Medyaya görmeyin, duymayın, yazmayın diyor.
Ve bir diktatör edasıyla çıkıp kürsülerden tehditler, şantajlar savuruyor.
Tayyip Bey’i demokrat sananlar veya onu demokrat olarak pazarlayan yandaşları şimdi ne yapacaklar?
Tayyip Bey’e eğer yürekleri yeterse desinler ki: "Siz Aydın Doğan’ı hedef alıyorsunuz ama bu haberlerden onun haberi bile olmaz."
"Aydın Bey de sizin gibi bu haberleri televizyonlardan ve gazetelerden ögreniyordur" desinler.
Tayyip Bey’e haber verelim, bu patlamalar çok daha vahim hale gelecek.
Çünkü kendisi de biliyor ki ortaya çıkan bu pisliklerin bin misli süpürüldüğü halının altında.
Her an patlamaya hazır bir yanardağ gibi gürültüler, kokular geliyor.
AKP’nin gidişi iyi gidiş değil.
Tayyip Bey medyayla didişeceğine yolsuzlukları ortaya çıkarmak için bir an önce önlem alsın.
Tek çare budur.
İftira atarak, şantaj yaparak medyayı susturmak, elindeki siyasi gücü kullanarak insanları baskı altına almak demokrasiyle bağdaşmaz.
* * *
Tayyip Bey Suriye’ye giderken uçağına 10 gazeteci davet etti.
Bu 10 gazeteciden 8’i kendi yandaşı gazetelerin mensuplarıydı.
Bugün, Zaman, Türkiye, Vakit, Sabah, Star, Yeni Şafak ve Kanal 7.
Kendi yandaşı olmayan iki gazete ise Hürriyet ile Akşam’dı.
Tayyip Bey’in ve Abdullah Bey’in hemen bütün gezilerindeki medya dengesi böyle kuruluyor.
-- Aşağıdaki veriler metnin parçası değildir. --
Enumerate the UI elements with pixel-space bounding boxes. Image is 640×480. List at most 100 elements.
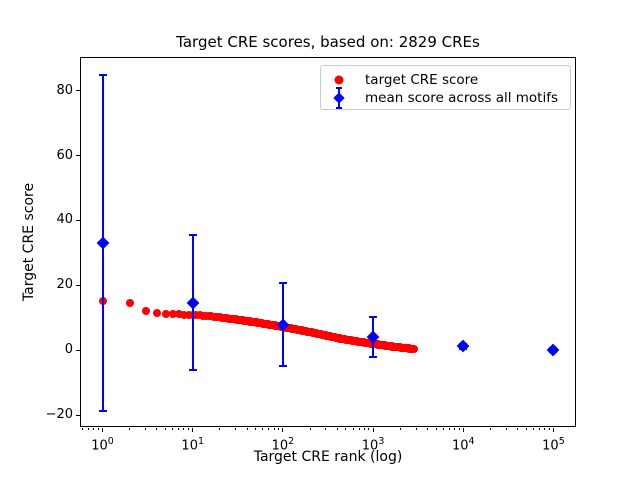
x-minor-tick-mark — [178, 427, 180, 430]
x-minor-tick-mark — [255, 427, 257, 430]
error-bar-cap-bottom — [278, 364, 287, 367]
error-bar-cap-top — [369, 316, 378, 319]
x-minor-tick-mark — [278, 427, 280, 430]
x-minor-tick-mark — [172, 427, 174, 430]
target-cre-score-dot — [179, 310, 188, 319]
y-tick-label: 20 — [56, 277, 73, 293]
x-minor-tick-mark — [435, 427, 437, 430]
x-minor-tick-mark — [532, 427, 534, 430]
target-cre-score-dot — [174, 310, 183, 319]
chart-title: Target CRE scores, based on: 2829 CREs — [176, 33, 480, 51]
x-minor-tick-mark — [525, 427, 527, 430]
target-cre-score-dot — [141, 306, 150, 315]
y-tick-mark — [76, 90, 80, 92]
x-minor-tick-mark — [363, 427, 365, 430]
y-tick-label: −20 — [45, 407, 73, 423]
x-minor-tick-mark — [352, 427, 354, 430]
x-minor-tick-mark — [345, 427, 347, 430]
target-cre-score-dot — [161, 309, 170, 318]
x-minor-tick-mark — [273, 427, 275, 430]
x-minor-tick-mark — [399, 427, 401, 430]
legend-entry-mean-score: mean score across all motifs — [321, 86, 570, 110]
x-minor-tick-mark — [88, 427, 90, 430]
target-cre-score-dot — [168, 309, 177, 318]
x-minor-tick-mark — [309, 427, 311, 430]
x-tick-label: 104 — [451, 435, 475, 453]
legend-label-target-cre-score: target CRE score — [365, 72, 479, 88]
x-minor-tick-mark — [458, 427, 460, 430]
y-tick-label: 80 — [56, 82, 73, 98]
red-circle-marker-icon — [334, 75, 344, 85]
x-minor-tick-mark — [442, 427, 444, 430]
mean-score-diamond — [456, 339, 470, 353]
y-tick-mark — [76, 414, 80, 416]
y-tick-mark — [76, 219, 80, 221]
y-tick-label: 60 — [56, 147, 73, 163]
x-tick-label: 101 — [181, 435, 205, 453]
x-tick-mark — [552, 427, 554, 432]
mean-score-diamond — [186, 296, 200, 310]
x-minor-tick-mark — [268, 427, 270, 430]
x-tick-label: 105 — [542, 435, 565, 453]
x-minor-tick-mark — [368, 427, 370, 430]
error-bar-cap-bottom — [98, 409, 107, 412]
x-minor-tick-mark — [505, 427, 507, 430]
x-minor-tick-mark — [262, 427, 264, 430]
x-minor-tick-mark — [538, 427, 540, 430]
x-tick-mark — [372, 427, 374, 432]
error-bar-cap-top — [188, 234, 197, 237]
x-minor-tick-mark — [426, 427, 428, 430]
y-tick-mark — [76, 155, 80, 157]
error-bar-cap-bottom — [369, 356, 378, 359]
target-cre-score-dot — [152, 308, 161, 317]
target-cre-score-dot — [184, 310, 193, 319]
x-minor-tick-mark — [93, 427, 95, 430]
x-minor-tick-mark — [82, 427, 84, 430]
x-minor-tick-mark — [165, 427, 167, 430]
target-cre-score-dot — [125, 298, 134, 307]
x-minor-tick-mark — [358, 427, 360, 430]
legend-label-mean-score: mean score across all motifs — [365, 90, 559, 106]
x-tick-mark — [282, 427, 284, 432]
x-minor-tick-mark — [548, 427, 550, 430]
x-minor-tick-mark — [325, 427, 327, 430]
x-minor-tick-mark — [183, 427, 185, 430]
x-minor-tick-mark — [517, 427, 519, 430]
y-tick-label: 40 — [56, 212, 73, 228]
mean-score-diamond — [547, 343, 560, 357]
x-minor-tick-mark — [219, 427, 221, 430]
error-bar-cap-top — [278, 282, 287, 285]
x-minor-tick-mark — [415, 427, 417, 430]
x-minor-tick-mark — [336, 427, 338, 430]
x-axis-label: Target CRE rank (log) — [253, 449, 403, 465]
x-minor-tick-mark — [145, 427, 147, 430]
x-minor-tick-mark — [235, 427, 237, 430]
plot-area — [80, 57, 576, 427]
x-minor-tick-mark — [246, 427, 248, 430]
x-minor-tick-mark — [156, 427, 158, 430]
x-minor-tick-mark — [544, 427, 546, 430]
x-tick-mark — [192, 427, 194, 432]
blue-diamond-errorbar-marker-icon — [333, 86, 345, 110]
x-tick-label: 103 — [361, 435, 385, 453]
y-tick-mark — [76, 284, 80, 286]
legend-entry-target-cre-score: target CRE score — [321, 70, 570, 90]
target-cre-score-dot — [409, 345, 418, 354]
x-minor-tick-mark — [489, 427, 491, 430]
x-minor-tick-mark — [129, 427, 131, 430]
x-tick-label: 100 — [91, 435, 114, 453]
x-minor-tick-mark — [448, 427, 450, 430]
x-tick-mark — [102, 427, 104, 432]
error-bar-cap-bottom — [188, 369, 197, 372]
x-tick-label: 102 — [271, 435, 295, 453]
x-minor-tick-mark — [188, 427, 190, 430]
error-bar-cap-top — [98, 74, 107, 77]
y-tick-mark — [76, 349, 80, 351]
x-tick-mark — [462, 427, 464, 432]
x-minor-tick-mark — [97, 427, 99, 430]
legend: target CRE score mean score across all m… — [320, 65, 571, 110]
y-tick-label: 0 — [64, 342, 73, 358]
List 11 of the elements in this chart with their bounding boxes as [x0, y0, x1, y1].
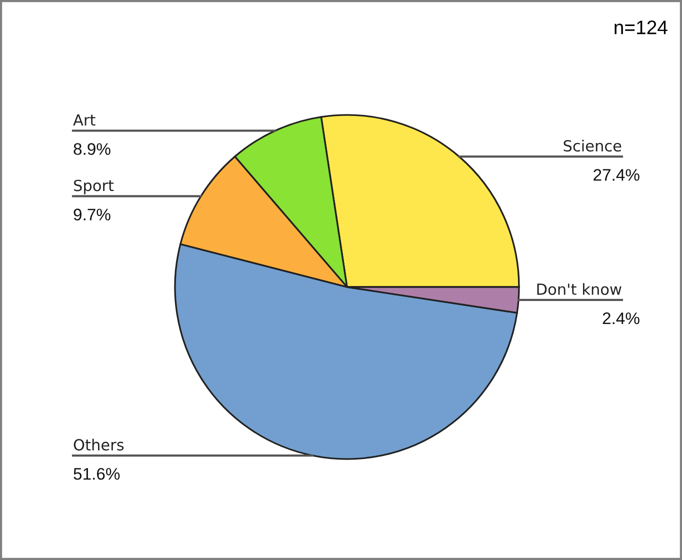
- slice-label: Others: [74, 438, 124, 451]
- data-label: 9.7%: [74, 208, 110, 220]
- data-label: 8.9%: [74, 143, 110, 155]
- slice-label: Sport: [74, 180, 114, 194]
- text: n=124: [614, 20, 668, 34]
- data-label: 51.6%: [74, 468, 120, 480]
- data-label: 27.4%: [594, 169, 640, 181]
- slice-label: Don't know: [537, 283, 622, 295]
- data-label: 2.4%: [602, 312, 640, 324]
- slice-label: Science: [564, 140, 622, 152]
- slice-label: Art: [73, 114, 96, 126]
Ayıp olmasın diye bir veya iki tarafsız gazete çağrılıyor, geri kalanların tümü de AKP militanı olarak kalem oynatan gazeteciler oluyor.
Tayyip Bey ne yaparsa yapsın, ne kadar uğraşırsa uğraşsın, yolsuzlukları, talanı, pislikleri örtmeye, saklamaya gücü yetmez.
Tarihteki diktatörler bile bunu başaramamışlardır.